Но больше на них никто не напал. Они подошли к дощанам. Со связанными руками дворяне сами не могли влезть на днища посудин, и их пришлось подсадить.
– Рожон им под задницы – разом и вскочут! – воскликнул в толпе белесый замухрышка, зелейный варщик Харлаша.
– Ты б утре мне подвернулся под саблю, Харлашка, так я б тебе языка полсажени урезал, – спокойно сказал ему Петр Сумороцкий.
Все десятеро дворян, из которых часть была в бранных доспехах, но без сабель и все со связанными руками, разместились на широком днище дощана. На второй дощан взобрались оба земские старосты, Томила Слепой, Коза и мясник Леванисов. Мясник подал руку, чтобы помочь подняться попу Якову, но тут, протискавшись сквозь толпу, подбежал босоногий подросток.
– Батюшка, батюшка, стой! Батька мой помирает от раны. Послал за тобой, – прокричал мальчишка.
– Не один Яков поп, – сказал Леванисов.
– Иного не хочет мой бачка, велел его…
– Я пойду, – сказал поп.
– А буде придется с расспроса дворян приводить по кресту? – возразил Леванисов.
– Напутствую, разом и ворочусь.
Поп ушел.
На одном дощане неслышно совещались земские выборные, на другом молча, не говоря меж собой, стояли дворяне. Стрельцы, приведшие для расправы дворян, разместились вокруг дощанов, оттесняя толпу, чтобы оставить хоть небольшой свободный круг.
– Старосты, ждете чего?! – крикнул Иванка.

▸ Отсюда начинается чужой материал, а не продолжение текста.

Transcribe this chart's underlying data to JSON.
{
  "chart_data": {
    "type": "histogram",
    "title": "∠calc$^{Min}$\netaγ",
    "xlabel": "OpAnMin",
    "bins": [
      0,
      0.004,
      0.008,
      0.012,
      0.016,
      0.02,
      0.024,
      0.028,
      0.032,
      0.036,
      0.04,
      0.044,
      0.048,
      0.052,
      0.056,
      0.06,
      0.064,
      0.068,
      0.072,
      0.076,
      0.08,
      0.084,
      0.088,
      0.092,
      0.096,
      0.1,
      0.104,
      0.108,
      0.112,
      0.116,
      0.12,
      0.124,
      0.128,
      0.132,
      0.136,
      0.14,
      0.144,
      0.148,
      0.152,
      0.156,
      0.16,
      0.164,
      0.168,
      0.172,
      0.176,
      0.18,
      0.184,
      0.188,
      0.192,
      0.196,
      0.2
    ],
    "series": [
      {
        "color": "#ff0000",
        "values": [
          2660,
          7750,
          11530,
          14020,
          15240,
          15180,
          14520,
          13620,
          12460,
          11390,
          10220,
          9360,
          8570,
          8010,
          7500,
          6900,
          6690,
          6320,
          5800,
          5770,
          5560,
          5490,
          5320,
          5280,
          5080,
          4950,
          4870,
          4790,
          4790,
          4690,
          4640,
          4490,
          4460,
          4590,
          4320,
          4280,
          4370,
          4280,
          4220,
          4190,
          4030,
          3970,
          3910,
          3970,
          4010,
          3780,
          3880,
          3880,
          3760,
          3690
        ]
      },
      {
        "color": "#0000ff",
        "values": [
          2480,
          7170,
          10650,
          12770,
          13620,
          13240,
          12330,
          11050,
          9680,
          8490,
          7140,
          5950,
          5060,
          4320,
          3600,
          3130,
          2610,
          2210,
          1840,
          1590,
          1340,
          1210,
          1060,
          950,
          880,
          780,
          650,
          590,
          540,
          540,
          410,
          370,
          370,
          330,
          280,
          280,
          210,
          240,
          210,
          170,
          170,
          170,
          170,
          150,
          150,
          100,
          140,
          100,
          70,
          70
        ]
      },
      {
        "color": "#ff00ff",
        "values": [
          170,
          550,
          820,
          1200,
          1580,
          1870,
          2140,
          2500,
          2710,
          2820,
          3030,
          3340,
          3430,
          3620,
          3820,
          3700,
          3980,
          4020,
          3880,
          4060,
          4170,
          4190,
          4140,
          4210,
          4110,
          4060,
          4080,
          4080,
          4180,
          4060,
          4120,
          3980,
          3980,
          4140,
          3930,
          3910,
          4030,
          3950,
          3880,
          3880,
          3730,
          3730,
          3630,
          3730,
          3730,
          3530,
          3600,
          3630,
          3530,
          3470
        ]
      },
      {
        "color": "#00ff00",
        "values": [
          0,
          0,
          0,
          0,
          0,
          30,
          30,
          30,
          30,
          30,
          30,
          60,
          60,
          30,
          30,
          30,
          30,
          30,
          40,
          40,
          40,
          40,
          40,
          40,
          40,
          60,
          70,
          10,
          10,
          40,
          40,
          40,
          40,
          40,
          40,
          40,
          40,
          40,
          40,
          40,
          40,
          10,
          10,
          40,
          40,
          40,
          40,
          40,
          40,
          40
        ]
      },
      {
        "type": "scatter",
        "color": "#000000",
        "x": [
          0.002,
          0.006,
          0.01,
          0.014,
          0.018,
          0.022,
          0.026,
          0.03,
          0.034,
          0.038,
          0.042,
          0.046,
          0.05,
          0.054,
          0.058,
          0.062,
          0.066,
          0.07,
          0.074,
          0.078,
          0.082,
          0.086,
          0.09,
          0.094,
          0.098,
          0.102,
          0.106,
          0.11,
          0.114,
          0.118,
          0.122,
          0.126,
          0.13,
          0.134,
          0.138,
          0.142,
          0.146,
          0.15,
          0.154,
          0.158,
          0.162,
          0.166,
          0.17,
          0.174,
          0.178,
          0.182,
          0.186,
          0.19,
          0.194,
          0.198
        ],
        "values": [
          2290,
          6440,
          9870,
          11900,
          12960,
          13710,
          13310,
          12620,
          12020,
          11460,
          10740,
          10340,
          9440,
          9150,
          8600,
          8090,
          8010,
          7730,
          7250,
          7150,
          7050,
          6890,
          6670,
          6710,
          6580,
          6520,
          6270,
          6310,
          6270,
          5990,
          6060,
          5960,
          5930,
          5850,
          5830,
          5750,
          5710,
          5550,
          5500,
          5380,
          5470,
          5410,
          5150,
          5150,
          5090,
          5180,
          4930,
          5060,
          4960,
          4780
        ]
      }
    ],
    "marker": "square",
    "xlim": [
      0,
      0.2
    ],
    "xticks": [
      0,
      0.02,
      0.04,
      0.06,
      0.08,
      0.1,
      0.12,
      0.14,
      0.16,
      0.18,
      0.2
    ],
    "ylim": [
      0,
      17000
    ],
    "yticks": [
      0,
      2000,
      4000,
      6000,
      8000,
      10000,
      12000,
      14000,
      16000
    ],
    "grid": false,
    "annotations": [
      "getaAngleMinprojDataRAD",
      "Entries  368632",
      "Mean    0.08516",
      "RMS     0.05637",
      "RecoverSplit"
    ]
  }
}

– Станем спрошать изменников, горожане, – громко сказал Коза, став на край дощана. – Вина их ведома всем?
– Всем ведома! Дело спрошай! Окольничать брось – не подьячи сошлись у расспроса! – отозвались разноголосые выкрики из толпы.
– Иван Тюльнев, иди ближе ко краю, – позвал Коза.
Дворянин Тюльнев, в кольчуге под вишневым бархатным кафтаном, вышел вперед, поклонился народу. Перешагнув с дощана на дощан, Коза снял с него железный шлем и положил у его же ног. Тюльнев встряхнул головой, оправляя светло-желтые потные волосы, и поклонился еще раз.